Australia’s new guided-missile destroyers successfully tested a new wide-area air defense system this month.

Australia Tests Cooperative Engagement Capability on Air Warfare Destroyer
Credit: Air Warfare Destroyer Alliance

The Royal Australian Navy’s (RAN) first-of-class air warfare destroyer HMAS Hobart and its sister ship NUSHIP Brisbane have successfully completed a series of user trials this month to test the so-called cooperative engagement capability (CEC), a new wide-area integrated air defense system, the Australian Department of Defense (DoD) said on April 17. CEC allows the real-time sharing of sensor data on air targets, including incoming enemy aircraft and cruise missiles, among CEC-equipped warships.

The CEC tests took place over the past few weeks off the coast of South Australia. CEC allows one ship to engage an incoming target based on the other ship’s data. The Hobart-class air warfare destroyers are the first warships outside the U.S. Navy to be equipped with CEC. CEC “is one technology that will form a part of the Australian Joint Integrated Fires Capability being implemented in the Australian Defense Force,” the DoD added.

“Together Hobart and Brisbane bring revolutionary air defense capabilities – not by adding new radars or weapon systems, but by utilizing existing sensors and weapons in a more effective manner,” Australian Minister of Defense Marise Payne said. “In the coming years, the Australian Joint Integrated Fires capability will link our ships, aircraft and land-based assets to create an increasingly sophisticated air defense network that can see over the horizon.”

In her statement, Payne emphasized that CEC will enable closer cooperation between the RAN and its most important ally, the U.S. Navy:

Not only does this capability enable us, for the first time, to share targeting data in real time between ADF assets, it will also enable us to share it with United States assets, providing new levels of interoperability within a coalition force. Australia is the first international partner outside the United States to gain access to this cutting-edge technology, further demonstrating the strong alliance between our two countries.

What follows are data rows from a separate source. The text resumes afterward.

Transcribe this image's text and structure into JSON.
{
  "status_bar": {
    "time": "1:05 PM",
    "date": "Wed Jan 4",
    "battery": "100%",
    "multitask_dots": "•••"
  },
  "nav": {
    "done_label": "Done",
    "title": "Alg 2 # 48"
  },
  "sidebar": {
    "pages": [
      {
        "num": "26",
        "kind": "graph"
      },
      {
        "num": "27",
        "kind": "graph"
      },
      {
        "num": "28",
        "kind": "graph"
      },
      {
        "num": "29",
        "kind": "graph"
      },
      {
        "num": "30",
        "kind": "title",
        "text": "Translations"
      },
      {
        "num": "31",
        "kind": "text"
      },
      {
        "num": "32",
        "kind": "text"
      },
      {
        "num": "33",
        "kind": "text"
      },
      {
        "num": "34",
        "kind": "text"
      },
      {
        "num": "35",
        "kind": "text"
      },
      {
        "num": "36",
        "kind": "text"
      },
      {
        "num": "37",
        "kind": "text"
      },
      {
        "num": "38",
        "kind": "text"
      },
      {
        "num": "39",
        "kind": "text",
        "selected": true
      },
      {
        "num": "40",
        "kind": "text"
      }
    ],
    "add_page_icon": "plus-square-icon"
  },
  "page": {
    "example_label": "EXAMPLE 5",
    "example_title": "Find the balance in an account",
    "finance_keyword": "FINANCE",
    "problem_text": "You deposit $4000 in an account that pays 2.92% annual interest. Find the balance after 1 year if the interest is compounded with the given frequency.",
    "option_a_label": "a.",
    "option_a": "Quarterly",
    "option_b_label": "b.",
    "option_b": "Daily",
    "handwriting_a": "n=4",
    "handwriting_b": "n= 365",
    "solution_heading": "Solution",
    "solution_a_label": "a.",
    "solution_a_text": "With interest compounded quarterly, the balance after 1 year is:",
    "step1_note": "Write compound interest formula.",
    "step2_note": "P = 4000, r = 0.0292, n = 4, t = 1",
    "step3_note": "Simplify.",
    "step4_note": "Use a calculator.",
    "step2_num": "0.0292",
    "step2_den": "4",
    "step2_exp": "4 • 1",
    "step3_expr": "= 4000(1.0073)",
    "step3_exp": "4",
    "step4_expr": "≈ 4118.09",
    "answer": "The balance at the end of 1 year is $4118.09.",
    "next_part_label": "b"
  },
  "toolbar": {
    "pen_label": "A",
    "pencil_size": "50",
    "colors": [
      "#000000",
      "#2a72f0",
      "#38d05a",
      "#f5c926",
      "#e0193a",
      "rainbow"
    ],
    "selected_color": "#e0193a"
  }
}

CEC interfaces with the Aegis combat system and will enhance its early detection capabilities. The new Hobart-class is the RAN’s first surface warship to be built around the U.S.-made Aegis combat system. “Each ship will be equipped with the AN/SPY-1, an advanced, automatic detect and track, multi-function phased-array radar system, which will be paired with the MK 41 Vertical Launching System, capable of firing Raytheon’s Standard Missiles (SM) of all variants as well as the RIM-162 Evolved Sea Sparrow Missile,” I explained last year. “The SPY-1 is the heart of the Aegis combat system.”

CEC is currently being installed on the third ship of the Hobart-class, the future HMAS Sydney, which is expected to be delivered to the RAN in March 2020.